After my near death wake-up-call, I was guided to go on a spiritual pilgrimage. So I embarked on a Euro backpacker circuit, yet I was too spiritual for all the drunk Aussie-infested hostels in Europe. Then, I decided to start staying in communes, monasteries and nunneries in Asia. Let's just say I did not fit into any of the Burmese temple programs, nor the Ammachi house rules in South India that were silent.
Plus, I was twice the size of the little Asian ladies and the gowns didn't fit me and I laughed too loud at inappropriate times.
I did not fit into the hippie scene as much as I tried to convince myself because I actually enjoy washing my hair with shampoo instead of vinegar.
I do not fit into the Malibu barbie scene because it is unlikely that I will ever NOT have cellulite or ever poof my lips with injectables -- plus I yawn at the cocktail parties where mega-millionaires are talking about their assets all night long. I am left wondering what they are secretly hoping I won't see about them as they hide behind the self image decorated with glittery watches and $20k Birkin bags.
I don't fit into the contemporary coaching community, which is largely money and goal-driven, while bypassing taking the time to also do the inner work required to actually allow us to move forward, freely, in our lives instead of simply transferring discomfort from one area to another.
I am not here to sell you a 10-step formula to freedom. I am not here to promise you your next $10k, $20k or $100k month.
I am here to meet you where you are at, get into your life with you, get really intimate with what you long to create (note: not what you think you "should" create, but really... "what are you here for," depth-filled, soul-born creation) and to also hold a high bar for grace and magic.
I have learned over the years and many tears later that it is not about fitting in. It is about being me. Uniquely me. Humbly me. With God at my side.
If you desire a coach that will help you bulldoze into your next goal and ignore your heavy heart, keep searching. Their ads are all over Facebook.
If you desire someone who is really a spiritual ally in disguise as a professional coach, that will not only help you look at what you seek to create in your world, but also help you unbind yourself from internal obstacles that keep you stuck, so that your life naturally reflects to you greater success because you are now free -- that's where I light up.
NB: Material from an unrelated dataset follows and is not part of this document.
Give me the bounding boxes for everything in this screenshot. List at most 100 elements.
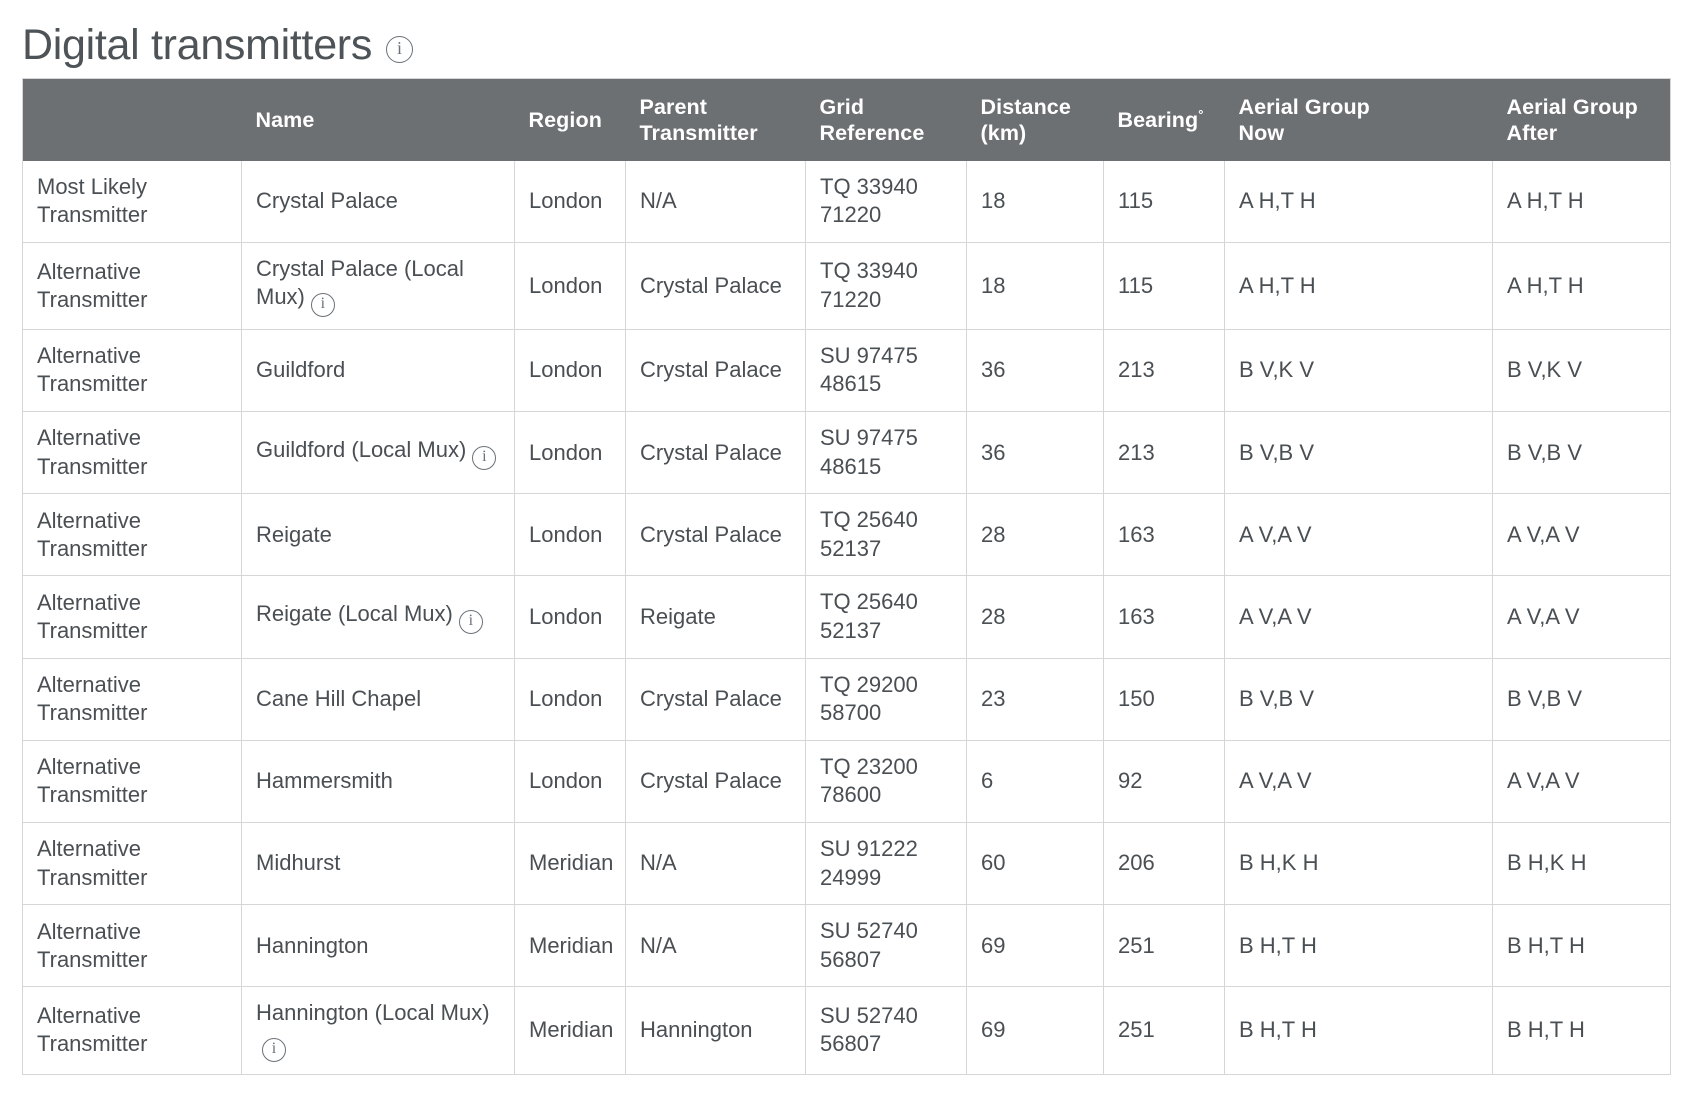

That is precisely where I fit in. I love to help you become the YOU that is deep in there, beyond the surface mind and dangling carrots.
Find where you fit in. Find where your soul guide is. Find whomever can remind you how to stay true. Find out who will celebrate where the real "win" is, in your ability to rest in peace -- while still alive.
Here's the deal, sweethearts. Celebrate what makes you different. Parade your quirks. Dare to be you. Surround yourself with people that cherish the oddball genius that you are.
After all, being you is a most courageous act.